There are three ways to grade eval outputs. Each has a place. None is sufficient on its own.

Automated metrics (exact match, regex, JSON schema validation, BLEU, ROUGE, custom rules). Cheap, deterministic, and the right answer for structured tasks (extraction, classification, code generation). Useless for free-form judgment.
Human review. The gold standard for subjective tasks, and the only way to bootstrap a useful eval set in the first place. Slow and expensive at scale, but indispensable on day one and for periodic recalibration.
LLM-as-judge. A second LLM evaluates the first model's output against a rubric. The 2024 Survey on LLM-as-a-Judge (arXiv:2411.15594) reports strong judges achieve above 80% agreement with human raters, matching inter-human agreement on many tasks.

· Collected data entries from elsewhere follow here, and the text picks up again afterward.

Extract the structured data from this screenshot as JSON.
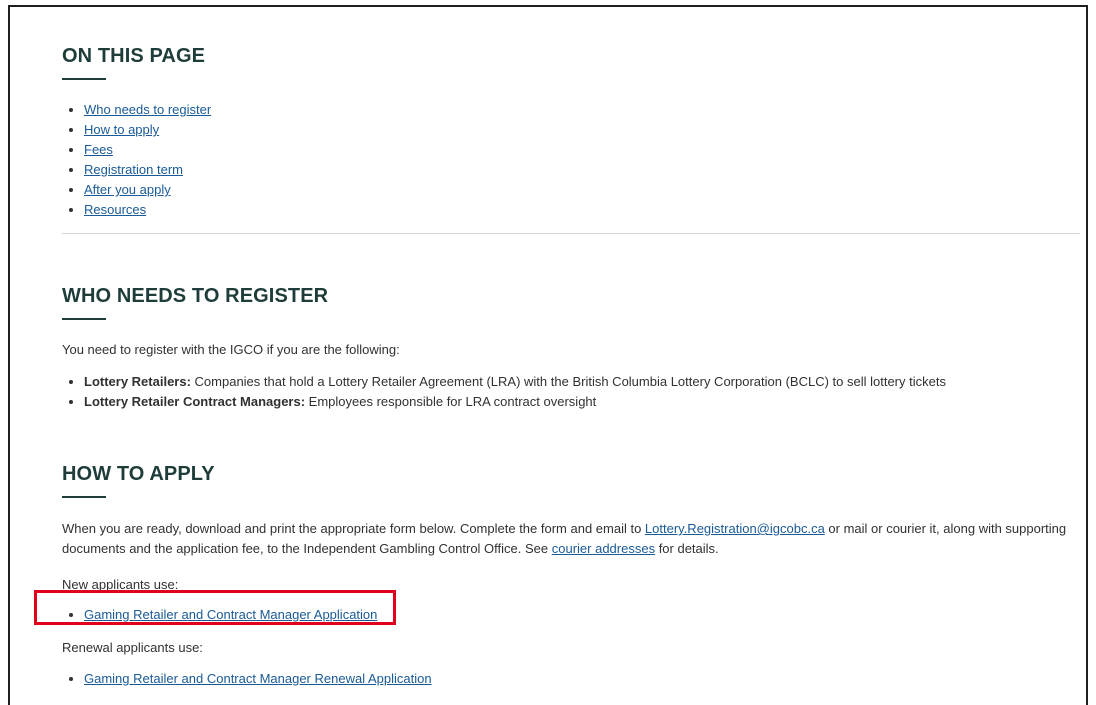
{
  "on_this_page": {
    "title": "ON THIS PAGE",
    "links": [
      "Who needs to register",
      "How to apply",
      "Fees",
      "Registration term",
      "After you apply",
      "Resources"
    ]
  },
  "who": {
    "title": "WHO NEEDS TO REGISTER",
    "intro": "You need to register with the IGCO if you are the following:",
    "items": [
      {
        "term": "Lottery Retailers:",
        "text": " Companies that hold a Lottery Retailer Agreement (LRA) with the British Columbia Lottery Corporation (BCLC) to sell lottery tickets"
      },
      {
        "term": "Lottery Retailer Contract Managers:",
        "text": " Employees responsible for LRA contract oversight"
      }
    ]
  },
  "how": {
    "title": "HOW TO APPLY",
    "para_1": "When you are ready, download and print the appropriate form below. Complete the form and email to ",
    "email": "Lottery.Registration@igcobc.ca",
    "para_2": " or mail or courier it, along with supporting documents and the application fee, to the Independent Gambling Control Office. See ",
    "courier_link": "courier addresses",
    "para_3": " for details.",
    "new_label": "New applicants use:",
    "new_link": "Gaming Retailer and Contract Manager Application",
    "renewal_label": "Renewal applicants use:",
    "renewal_link": "Gaming Retailer and Contract Manager Renewal Application"
  },
  "colors": {
    "heading": "#1e3d3a",
    "link": "#1a5a96",
    "highlight": "#e0001b"
  }
}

Useful, but biased.

Build your eval set in a week

This is the workflow we use on day one of every Acme Consulting engagement. It is intentionally minimal. The point is not to produce a perfect eval set in five days. It is to produce one that is good enough to make the next decision, and to set up a habit of growing it.

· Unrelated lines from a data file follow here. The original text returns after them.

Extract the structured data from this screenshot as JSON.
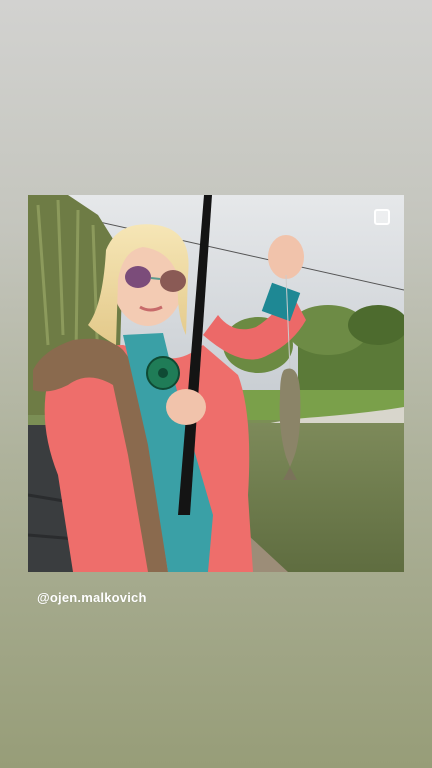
{
  "story": {
    "mention": "@ojen.malkovich",
    "photo_icon": "image-square-icon",
    "colors": {
      "background_top": "#d2d2d0",
      "background_bottom": "#979d78",
      "mention_text": "#ffffff"
    }
  }
}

Day 1: define success criteria in writing. For each user task, state the binary pass/fail rule. Anthropic's guidance is unambiguous: 'everything the grader checks should be clear from the task description.' If you cannot write the rule, you cannot evaluate the system. This is the step most teams skip and most regret.
Day 2: author 20 to 30 golden examples by hand. Real inputs from the target domain with the correct output written out. Skip synthetic data on day one. Hand-curated beats LLM-generated for the seed set, every time.
Day 3: add edge cases and adversarial cases. Aim for 15 to 20 of each. Use the production logs you already have (anonymised) or interview the operator who handles the messiest 10% of requests today. They know the failure modes you do not.
Day 4: wire up the harness. Pick one tool. Promptfoo (YAML, CI-friendly) and Inspect AI (Python, the de-facto standard adopted by Anthropic, DeepMind, and METR) are both excellent open-source choices. Braintrust is a managed option with a good production-trace-to-eval pipeline. Get one command, like 'promptfoo eval' or 'inspect eval', that runs the whole set and reports pass rate.
Day 5: run, analyse failures, and lock in regression cases. Run the suite. For every failure, decide: bug to fix, spec to clarify, or example to remove. Every fixed bug becomes a permanent regression test. Set a CI gate so a PR cannot merge if the pass rate drops below the previous baseline.

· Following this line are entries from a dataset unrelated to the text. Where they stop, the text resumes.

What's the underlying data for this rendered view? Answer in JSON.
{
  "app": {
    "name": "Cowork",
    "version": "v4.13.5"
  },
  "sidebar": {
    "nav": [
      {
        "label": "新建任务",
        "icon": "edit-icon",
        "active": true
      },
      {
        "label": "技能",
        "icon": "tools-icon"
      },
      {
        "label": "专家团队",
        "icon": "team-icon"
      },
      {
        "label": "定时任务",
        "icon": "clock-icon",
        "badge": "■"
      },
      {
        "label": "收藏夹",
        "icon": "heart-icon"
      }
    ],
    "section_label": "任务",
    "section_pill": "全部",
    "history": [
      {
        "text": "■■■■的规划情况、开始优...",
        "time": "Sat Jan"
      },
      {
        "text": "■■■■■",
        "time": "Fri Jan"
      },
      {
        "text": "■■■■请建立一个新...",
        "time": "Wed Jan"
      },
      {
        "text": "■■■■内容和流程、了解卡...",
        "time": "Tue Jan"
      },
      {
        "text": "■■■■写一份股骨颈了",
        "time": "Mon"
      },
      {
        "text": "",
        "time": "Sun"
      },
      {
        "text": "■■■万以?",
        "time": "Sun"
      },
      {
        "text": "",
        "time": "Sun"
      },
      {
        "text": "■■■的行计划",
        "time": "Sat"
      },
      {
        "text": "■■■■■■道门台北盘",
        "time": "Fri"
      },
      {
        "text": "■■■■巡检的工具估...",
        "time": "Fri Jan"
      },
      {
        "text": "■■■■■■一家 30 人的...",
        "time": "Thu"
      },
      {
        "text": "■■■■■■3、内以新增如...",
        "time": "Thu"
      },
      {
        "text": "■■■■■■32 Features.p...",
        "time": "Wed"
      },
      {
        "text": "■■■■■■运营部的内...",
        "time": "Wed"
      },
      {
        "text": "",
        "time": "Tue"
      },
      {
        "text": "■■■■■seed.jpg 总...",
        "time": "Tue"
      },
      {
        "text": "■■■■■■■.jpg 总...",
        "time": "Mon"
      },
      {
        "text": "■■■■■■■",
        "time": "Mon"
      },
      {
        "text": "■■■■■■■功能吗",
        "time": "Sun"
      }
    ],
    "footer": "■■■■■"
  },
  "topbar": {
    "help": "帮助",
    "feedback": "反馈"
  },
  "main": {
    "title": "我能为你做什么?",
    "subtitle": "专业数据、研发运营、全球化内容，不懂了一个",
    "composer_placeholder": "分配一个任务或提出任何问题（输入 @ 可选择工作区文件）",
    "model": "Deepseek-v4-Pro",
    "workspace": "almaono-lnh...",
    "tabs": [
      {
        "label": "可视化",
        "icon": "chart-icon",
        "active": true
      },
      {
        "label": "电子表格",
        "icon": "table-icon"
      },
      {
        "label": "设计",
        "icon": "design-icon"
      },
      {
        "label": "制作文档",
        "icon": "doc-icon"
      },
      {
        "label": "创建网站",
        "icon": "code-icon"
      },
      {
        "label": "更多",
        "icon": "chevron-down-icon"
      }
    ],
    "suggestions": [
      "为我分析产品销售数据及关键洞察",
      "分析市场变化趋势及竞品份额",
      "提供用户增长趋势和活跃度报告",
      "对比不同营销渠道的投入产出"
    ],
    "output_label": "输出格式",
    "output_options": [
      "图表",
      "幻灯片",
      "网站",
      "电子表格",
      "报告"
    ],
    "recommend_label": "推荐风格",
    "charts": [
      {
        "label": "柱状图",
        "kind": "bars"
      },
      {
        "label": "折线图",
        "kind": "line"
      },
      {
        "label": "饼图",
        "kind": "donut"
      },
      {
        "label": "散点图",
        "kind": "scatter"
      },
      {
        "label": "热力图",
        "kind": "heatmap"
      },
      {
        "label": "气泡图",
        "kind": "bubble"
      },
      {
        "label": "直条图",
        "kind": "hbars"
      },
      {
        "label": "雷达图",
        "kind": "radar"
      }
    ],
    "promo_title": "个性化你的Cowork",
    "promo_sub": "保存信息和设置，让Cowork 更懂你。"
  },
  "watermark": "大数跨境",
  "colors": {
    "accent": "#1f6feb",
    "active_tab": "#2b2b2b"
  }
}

By the end of week one you have around 80 examples. By month three you have 200 to 500. By month twelve, the regression set is the most valuable asset in the project, because it encodes everything the system has ever been wrong about and is now right about.

Why we author the eval set on day one

Every Acme Consulting engagement has an eval-driven structure. We write the eval set before we write the prompt, before we pick the model, before we choose retrieval architecture. We do this for two reasons. The first is that it forces the conversation about acceptance criteria to happen at the start, when changes are cheap. The second is that an eval set is the only artefact in an AI engagement that becomes more valuable over time, regardless of which model wins next year. Prompts will be rewritten. Models will be swapped. The eval set, if it captures the actual definition of 'working' for your domain, outlives all of them.

If a vendor is unwilling to author one with you on day one, the engagement is shaped to produce a demo, not a system. That is the single most useful filter you can apply.